In realtà in Italia c’è una larga fetta di astensionisti, tra il 30 e il 35%, persone che non vogliono andare a votare: basta catturarne un 3% per ribaltare i rapporti di forza attuali tra maggioranza e opposizione. La parabola di Renzi ci ha insegnato che il consenso è ormai volatile. E poi anche il centrodestra non se la passa bene.
Che problemi vede nel centrodestra?
Dentro la Lega c’è una divisione sempre più forte tra l’ala pragmatica di Giorgetti e Zaia e il populismo di Salvini. E l’ascesa della Meloni complica il quadro della leadership di coalizione.
Cosa può succedere dopo il 21 settembre nel Pd?

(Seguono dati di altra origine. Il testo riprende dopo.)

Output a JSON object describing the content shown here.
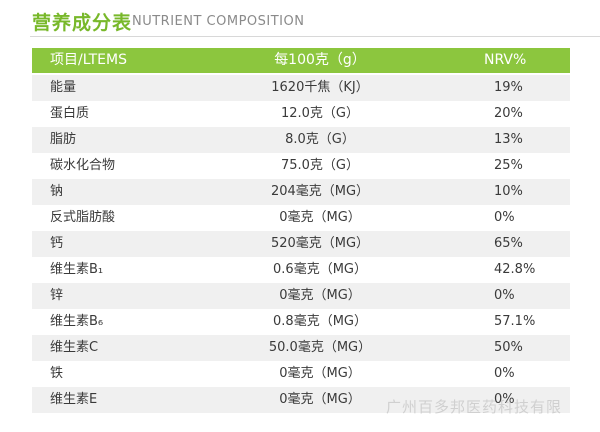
{
  "header": {
    "title": "营养成分表",
    "subtitle": "NUTRIENT COMPOSITION"
  },
  "table": {
    "columns": [
      "项目/LTEMS",
      "每100克（g）",
      "NRV%"
    ],
    "rows": [
      [
        "能量",
        "1620千焦（KJ）",
        "19%"
      ],
      [
        "蛋白质",
        "12.0克（G）",
        "20%"
      ],
      [
        "脂肪",
        "8.0克（G）",
        "13%"
      ],
      [
        "碳水化合物",
        "75.0克（G）",
        "25%"
      ],
      [
        "钠",
        "204毫克（MG）",
        "10%"
      ],
      [
        "反式脂肪酸",
        "0毫克（MG）",
        "0%"
      ],
      [
        "钙",
        "520毫克（MG）",
        "65%"
      ],
      [
        "维生素B₁",
        "0.6毫克（MG）",
        "42.8%"
      ],
      [
        "锌",
        "0毫克（MG）",
        "0%"
      ],
      [
        "维生素B₆",
        "0.8毫克（MG）",
        "57.1%"
      ],
      [
        "维生素C",
        "50.0毫克（MG）",
        "50%"
      ],
      [
        "铁",
        "0毫克（MG）",
        "0%"
      ],
      [
        "维生素E",
        "0毫克（MG）",
        "0%"
      ]
    ]
  },
  "watermark": "广州百多邦医药科技有限"
}
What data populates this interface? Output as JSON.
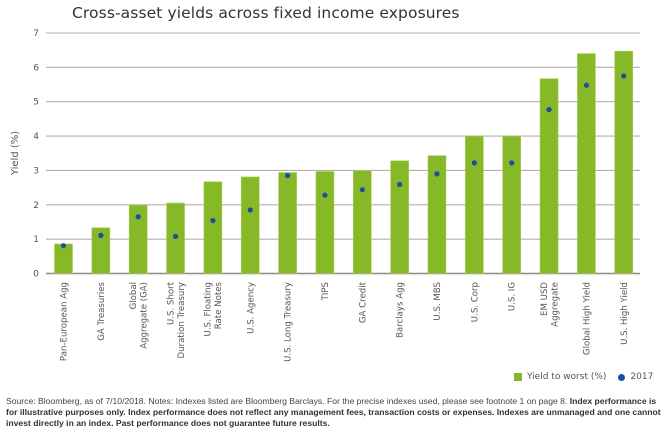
{
  "chart_data": {
    "type": "bar",
    "title": "Cross-asset yields across fixed income exposures",
    "xlabel": "",
    "ylabel": "Yield (%)",
    "ylim": [
      0,
      7
    ],
    "yticks": [
      0,
      1,
      2,
      3,
      4,
      5,
      6,
      7
    ],
    "grid": true,
    "legend_position": "bottom-right",
    "categories": [
      [
        "Pan-European Agg"
      ],
      [
        "GA Treasuries"
      ],
      [
        "Global",
        "Aggregate (GA)"
      ],
      [
        "U.S. Short",
        "Duration Treasury"
      ],
      [
        "U.S. Floating",
        "Rate Notes"
      ],
      [
        "U.S. Agency"
      ],
      [
        "U.S. Long Treasury"
      ],
      [
        "TIPS"
      ],
      [
        "GA Credit"
      ],
      [
        "Barclays Agg"
      ],
      [
        "U.S. MBS"
      ],
      [
        "U.S. Corp"
      ],
      [
        "U.S. IG"
      ],
      [
        "EM USD",
        "Aggregate"
      ],
      [
        "Global High Yield"
      ],
      [
        "U.S. High Yield"
      ]
    ],
    "series": [
      {
        "name": "Yield to worst (%)",
        "kind": "bar",
        "color": "#86b827",
        "values": [
          0.86,
          1.33,
          1.99,
          2.05,
          2.67,
          2.81,
          2.94,
          2.97,
          2.99,
          3.28,
          3.43,
          4.0,
          4.0,
          5.67,
          6.4,
          6.47
        ]
      },
      {
        "name": "2017",
        "kind": "dot",
        "color": "#1c4e9e",
        "values": [
          0.81,
          1.11,
          1.65,
          1.08,
          1.54,
          1.85,
          2.85,
          2.28,
          2.44,
          2.59,
          2.9,
          3.22,
          3.22,
          4.77,
          5.48,
          5.75
        ]
      }
    ]
  },
  "legend": {
    "items": [
      {
        "label": "Yield to worst (%)",
        "color": "#86b827"
      },
      {
        "label": "2017",
        "color": "#1c4e9e"
      }
    ]
  },
  "footnote": {
    "normal_1": "Source: Bloomberg, as of 7/10/2018. Notes: Indexes listed are Bloomberg Barclays. For the precise indexes used, please see footnote 1 on page 8. ",
    "bold_1": "Index performance is for illustrative purposes only.  Index performance does not reflect any management fees, transaction costs or expenses. Indexes are unmanaged and one cannot invest directly in an index. Past performance does not guarantee future results."
  }
}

Si potrebbe aprire una dinamica congressuale dopo le regionali, con Bonaccini a rappresentare la destra del partito contro Orlando, più attento alle dinamiche sociali.
E nei 5 Stelle?
I 5 Stelle sono spaccati in due o anche tre parti. C’è l’anima movimentista con a capo Di Battista e Casaleggio, e poi c’è la truppa governativa, divisa al proprio interno tra chi sostiene Di Maio e chi Conte. Il loro dualismo è ormai una realtà da diversi mesi.

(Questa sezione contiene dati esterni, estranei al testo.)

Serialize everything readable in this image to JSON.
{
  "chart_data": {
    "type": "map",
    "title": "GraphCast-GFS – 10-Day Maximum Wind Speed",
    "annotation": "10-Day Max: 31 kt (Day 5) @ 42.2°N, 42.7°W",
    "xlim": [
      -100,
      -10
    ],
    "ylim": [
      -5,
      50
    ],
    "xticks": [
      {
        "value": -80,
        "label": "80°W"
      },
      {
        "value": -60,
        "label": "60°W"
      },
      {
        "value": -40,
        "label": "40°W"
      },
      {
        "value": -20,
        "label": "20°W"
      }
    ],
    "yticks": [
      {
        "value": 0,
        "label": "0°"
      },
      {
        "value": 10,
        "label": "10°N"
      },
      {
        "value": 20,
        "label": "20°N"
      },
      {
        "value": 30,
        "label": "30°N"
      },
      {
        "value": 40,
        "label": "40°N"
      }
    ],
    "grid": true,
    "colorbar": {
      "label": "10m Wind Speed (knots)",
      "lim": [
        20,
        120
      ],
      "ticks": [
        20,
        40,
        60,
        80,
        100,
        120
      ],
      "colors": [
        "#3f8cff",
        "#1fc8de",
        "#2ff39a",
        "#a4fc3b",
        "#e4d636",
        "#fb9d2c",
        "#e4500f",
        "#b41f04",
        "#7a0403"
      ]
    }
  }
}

Anche Conte ha un seguito dentro i 5 Stelle? Non è ritenuto troppo ingombrante dai parlamentari del Movimento?
Conte è l’unico personaggio che gode di consenso in un governo che, da quando siamo usciti dalla pandemia, è costantemente sotto accusa.
Il premier non rischia per la vicenda dei verbali su Alzano e Nembro?

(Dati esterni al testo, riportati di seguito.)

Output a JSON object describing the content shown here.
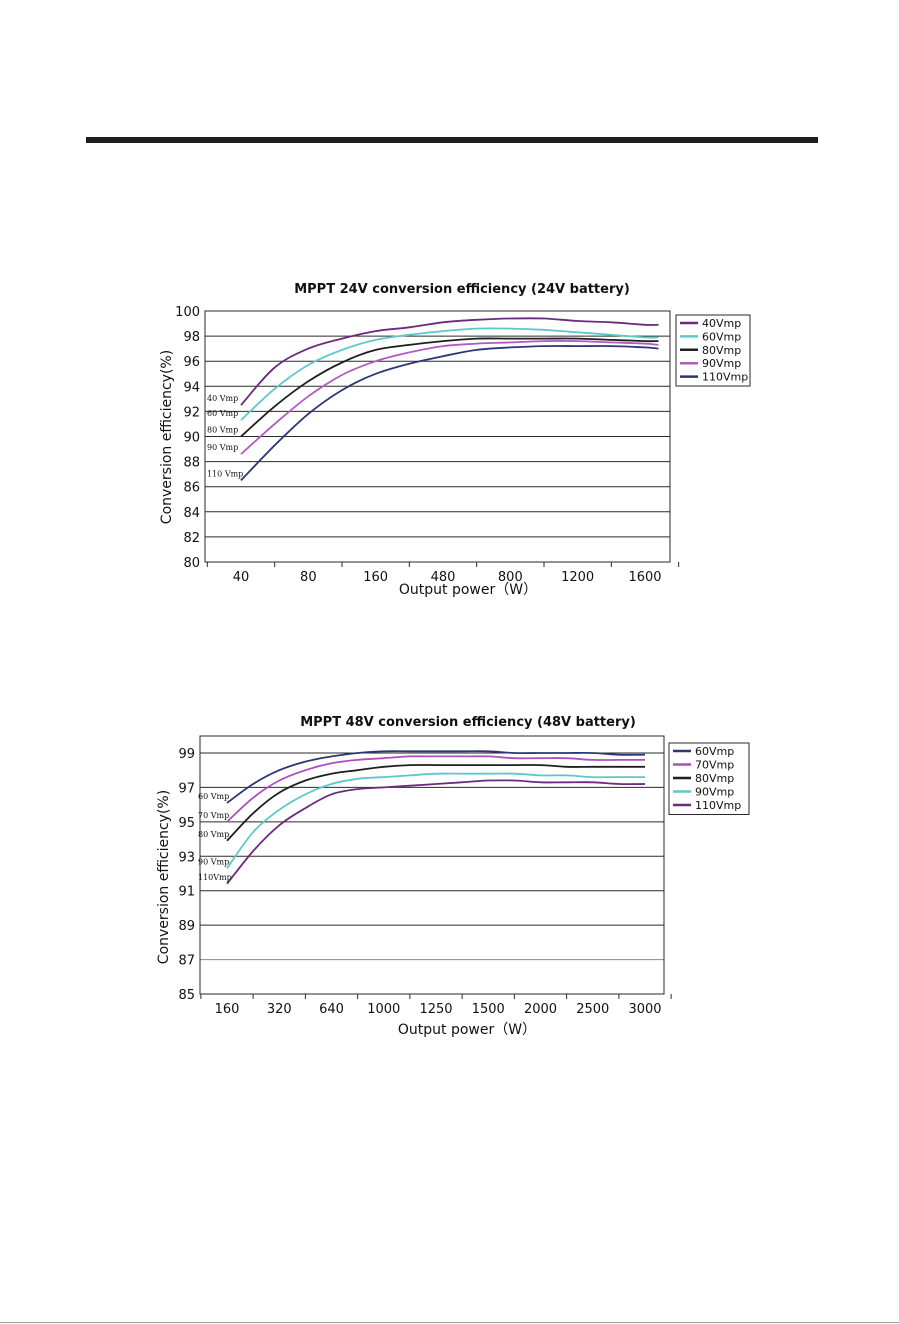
{
  "chart_data": [
    {
      "type": "line",
      "title": "MPPT 24V conversion efficiency (24V battery)",
      "xlabel": "Output power（W）",
      "ylabel": "Conversion efficiency(%)",
      "categories": [
        "40",
        "80",
        "160",
        "480",
        "800",
        "1200",
        "1600"
      ],
      "ylim": [
        80,
        100
      ],
      "yticks": [
        80,
        82,
        84,
        86,
        88,
        90,
        92,
        94,
        96,
        98,
        100
      ],
      "grid": true,
      "legend": "right",
      "series": [
        {
          "name": "40Vmp",
          "inline_label": "40 Vmp",
          "color": "#6a2a7e",
          "x": [
            0,
            0.5,
            1,
            1.5,
            2,
            2.5,
            3,
            3.5,
            4,
            4.5,
            5,
            5.5,
            6,
            6.2
          ],
          "values": [
            92.5,
            95.5,
            97.0,
            97.8,
            98.4,
            98.7,
            99.1,
            99.3,
            99.4,
            99.4,
            99.2,
            99.1,
            98.9,
            98.9
          ]
        },
        {
          "name": "60Vmp",
          "inline_label": "60 Vmp",
          "color": "#5cc8c9",
          "x": [
            0,
            0.5,
            1,
            1.5,
            2,
            2.5,
            3,
            3.5,
            4,
            4.5,
            5,
            5.5,
            6,
            6.2
          ],
          "values": [
            91.3,
            93.8,
            95.7,
            96.9,
            97.7,
            98.1,
            98.4,
            98.6,
            98.6,
            98.5,
            98.3,
            98.1,
            97.9,
            97.9
          ]
        },
        {
          "name": "80Vmp",
          "inline_label": "80 Vmp",
          "color": "#1f1f1f",
          "x": [
            0,
            0.5,
            1,
            1.5,
            2,
            2.5,
            3,
            3.5,
            4,
            4.5,
            5,
            5.5,
            6,
            6.2
          ],
          "values": [
            90.0,
            92.4,
            94.4,
            95.9,
            96.9,
            97.3,
            97.6,
            97.8,
            97.8,
            97.8,
            97.8,
            97.7,
            97.6,
            97.6
          ]
        },
        {
          "name": "90Vmp",
          "inline_label": "90 Vmp",
          "color": "#b259c4",
          "x": [
            0,
            0.5,
            1,
            1.5,
            2,
            2.5,
            3,
            3.5,
            4,
            4.5,
            5,
            5.5,
            6,
            6.2
          ],
          "values": [
            88.6,
            91.0,
            93.2,
            94.9,
            96.0,
            96.7,
            97.2,
            97.4,
            97.5,
            97.6,
            97.6,
            97.5,
            97.4,
            97.3
          ]
        },
        {
          "name": "110Vmp",
          "inline_label": "110 Vmp",
          "color": "#2e3675",
          "x": [
            0,
            0.5,
            1,
            1.5,
            2,
            2.5,
            3,
            3.5,
            4,
            4.5,
            5,
            5.5,
            6,
            6.2
          ],
          "values": [
            86.5,
            89.3,
            91.8,
            93.7,
            95.0,
            95.8,
            96.4,
            96.9,
            97.1,
            97.2,
            97.2,
            97.2,
            97.1,
            97.0
          ]
        }
      ]
    },
    {
      "type": "line",
      "title": "MPPT 48V conversion efficiency (48V battery)",
      "xlabel": "Output power（W）",
      "ylabel": "Conversion efficiency(%)",
      "categories": [
        "160",
        "320",
        "640",
        "1000",
        "1250",
        "1500",
        "2000",
        "2500",
        "3000"
      ],
      "ylim": [
        85,
        100
      ],
      "yticks": [
        85,
        87,
        89,
        91,
        93,
        95,
        97,
        99
      ],
      "grid": true,
      "legend": "right",
      "series": [
        {
          "name": "60Vmp",
          "inline_label": "60 Vmp",
          "color": "#2e3675",
          "x": [
            0,
            0.5,
            1,
            1.5,
            2,
            2.5,
            3,
            3.5,
            4,
            4.5,
            5,
            5.5,
            6,
            6.5,
            7,
            7.5,
            8
          ],
          "values": [
            96.1,
            97.2,
            98.0,
            98.5,
            98.8,
            99.0,
            99.1,
            99.1,
            99.1,
            99.1,
            99.1,
            99.0,
            99.0,
            99.0,
            99.0,
            98.9,
            98.9
          ]
        },
        {
          "name": "70Vmp",
          "inline_label": "70 Vmp",
          "color": "#b04cc2",
          "x": [
            0,
            0.5,
            1,
            1.5,
            2,
            2.5,
            3,
            3.5,
            4,
            4.5,
            5,
            5.5,
            6,
            6.5,
            7,
            7.5,
            8
          ],
          "values": [
            95.0,
            96.4,
            97.4,
            98.0,
            98.4,
            98.6,
            98.7,
            98.8,
            98.8,
            98.8,
            98.8,
            98.7,
            98.7,
            98.7,
            98.6,
            98.6,
            98.6
          ]
        },
        {
          "name": "80Vmp",
          "inline_label": "80 Vmp",
          "color": "#1f1f1f",
          "x": [
            0,
            0.5,
            1,
            1.5,
            2,
            2.5,
            3,
            3.5,
            4,
            4.5,
            5,
            5.5,
            6,
            6.5,
            7,
            7.5,
            8
          ],
          "values": [
            93.9,
            95.5,
            96.7,
            97.4,
            97.8,
            98.0,
            98.2,
            98.3,
            98.3,
            98.3,
            98.3,
            98.3,
            98.3,
            98.2,
            98.2,
            98.2,
            98.2
          ]
        },
        {
          "name": "90Vmp",
          "inline_label": "90 Vmp",
          "color": "#5cc8c9",
          "x": [
            0,
            0.5,
            1,
            1.5,
            2,
            2.5,
            3,
            3.5,
            4,
            4.5,
            5,
            5.5,
            6,
            6.5,
            7,
            7.5,
            8
          ],
          "values": [
            92.3,
            94.4,
            95.7,
            96.6,
            97.2,
            97.5,
            97.6,
            97.7,
            97.8,
            97.8,
            97.8,
            97.8,
            97.7,
            97.7,
            97.6,
            97.6,
            97.6
          ]
        },
        {
          "name": "110Vmp",
          "inline_label": "110Vmp",
          "color": "#6a2a7e",
          "x": [
            0,
            0.5,
            1,
            1.5,
            2,
            2.5,
            3,
            3.5,
            4,
            4.5,
            5,
            5.5,
            6,
            6.5,
            7,
            7.5,
            8
          ],
          "values": [
            91.4,
            93.3,
            94.8,
            95.8,
            96.6,
            96.9,
            97.0,
            97.1,
            97.2,
            97.3,
            97.4,
            97.4,
            97.3,
            97.3,
            97.3,
            97.2,
            97.2
          ]
        }
      ]
    }
  ]
}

No, lì sono le istituzioni della Regione Lombardia, Fontana e Gallera in primis, a rischiare.
I 5 Stelle sono debolissimi, non riescono neanche ad alzare la voce contro il Pd che minaccia di non sostenere il taglio dei parlamentari al referendum.
Credo che enfatizziamo troppo la debolezza dei 5 Stelle in questo governo, mentre è nello scorso governo che hanno visto evaporare i loro consensi. Nessuno, tra 5 Stelle e Pd, ha perso voti a favore dell’alleato di governo, come invece avvenne tra 5 Stelle e Lega, col travaso di voti a Salvini. Secondo me, è il Pd che non alza la voce contro i 5 Stelle, e mi sembra che i membri del Pd che si stanno sfilando dal sì al referendum siano una quota minoritaria.
Anche nei 5 Stelle c’è chi punta a un cambio di leadership?
L’area di Crimi individua in una donna la figura per rilanciare il Movimento, si parla della Taverna o della Appendino. Questa scelta però registra il dissenso interno di Casaleggio e Di Battista, quest’ultimo leader ideale per un futuro movimentista del Movimento. Bisogna vedere se i 5 Stelle arrivano insieme agli Stati generali del 4 ottobre o se qualcosa può farli dividere prima.
I 5 Stelle rischiano addirittura di dividersi?
La linea di Casaleggio e Di Battista è ormai incompatibile con quella governista di Conte. Di Maio è l’ago della bilancia tra le due posizioni. Si può sempre congelare tutto, ma la parola scissione non è più un tabù nel Movimento.